Mais, d’autre part, ces synthèses, immédiatement contiguës au néant, possèdent l’existence intellectuelle ; seules, elles ont accès dans notre intelligence ; c’est par elles seules que nous concevons l’Univers, car les développements de ces synthèses, l’étendue, le temps, le mouvement échappent aux prises de notre raison.

Telle est la très audacieuse doctrine dont la pensée de Nicolas de Cues paraît avoir fait sa constante préoccupation ; or de cette doctrine, il nous est permis, croyons-nous, de dire l’origine ; elle rappelle, et de très près, ce que Damascius avait conçu touchant le temps et le mouvement, ce que Simplicius nous a fait connaître[1] de la théorie de son maître.

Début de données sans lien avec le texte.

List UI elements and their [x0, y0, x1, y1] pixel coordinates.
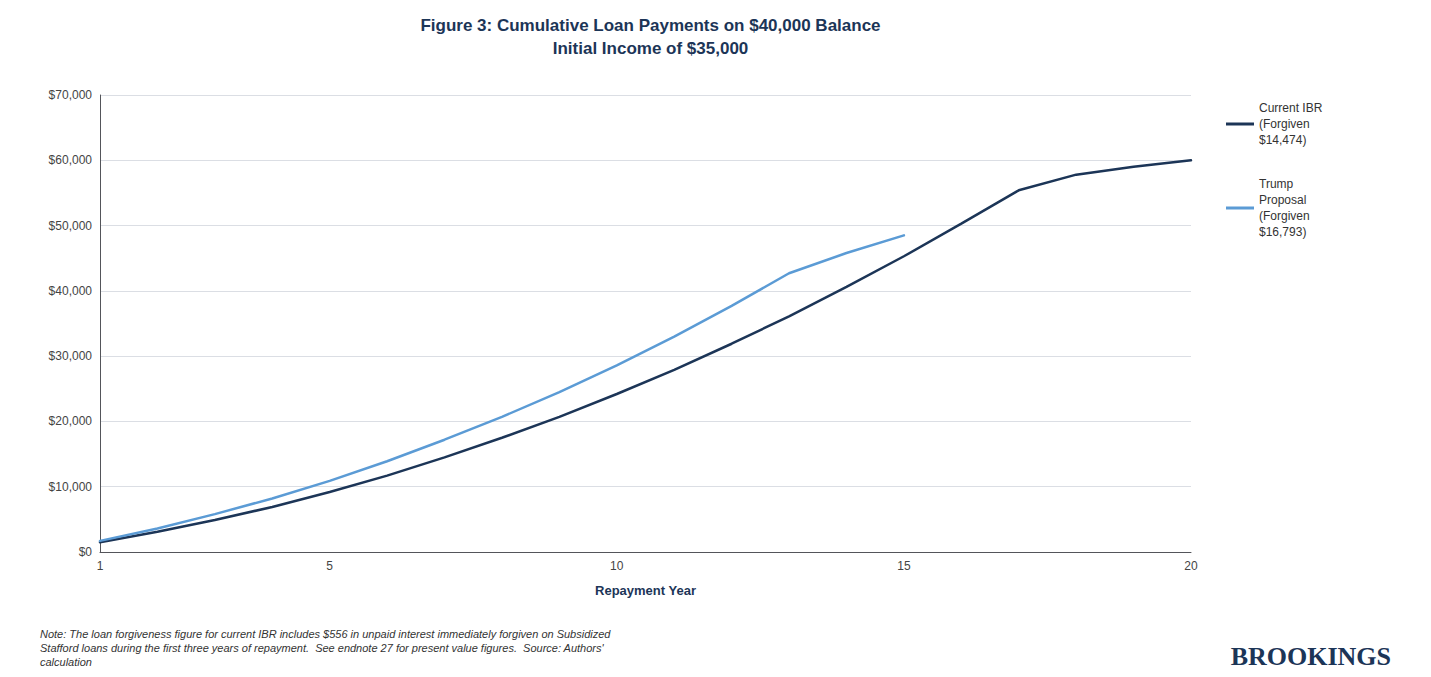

Le Cardinal allemand trouvait, d’ailleurs, dans ce que les Confessions de Saint Augustin ont dit du temps[2], des idées qui ont peut-être inspiré Damascius et qui n’étaient pas sans analogie avec ses propres pensées ; mais sa doctrine a bien plus de ressemblance avec celle du philosophe païen qu’avec celle du docteur chrétien.

Selon Damascius, le temps substantiel, χρόνος ἐν ὑποστάσει. existe simultanément en totalité ; et c’est sous cette forme que le temps existe au sein de l’Âme du Monde, au sein de la Nature universelle. Au sein des choses sensibles, au contraire, l’existence du temps consiste en un perpétuel écoulement. Notre intelligence, intermédiaire entre l’Âme du Monde et les choses sensibles, ne saisit le temps ni tel qu’il s’écoule en celles-ci ni tel qu’il subsiste en celle-là, mais sous forme d’une série de résumés dont chacun condense, sous forme fixe, une partie du temps coulant.

Nicolas de Cues va plus loin que Damascius. À la partie la plus élevée de notre âme, à l’intelligence, il attribue vraiment le pouvoir de connaître ce temps substantiel que Damascius plaçait seulement au sein de l’Âme du Monde et de la Nature universelle ; elle « ne voit pas les choses temporelles dans le temps, c’est-à-dire dans une succession instable ; elle en a l’intuition dans un indivisible présent. »

Ce que le maître de Simplicius nommait temps substantiel, le Cardinal allemand le nomme temps intemporel, tempus intemporale.

  1. Voir : Première partie, ch. V, § IV ; t. I, pp. 263-271.
  2. Voir : Seconde partie, ch. I, § XII ; t. II, pp. 471-477.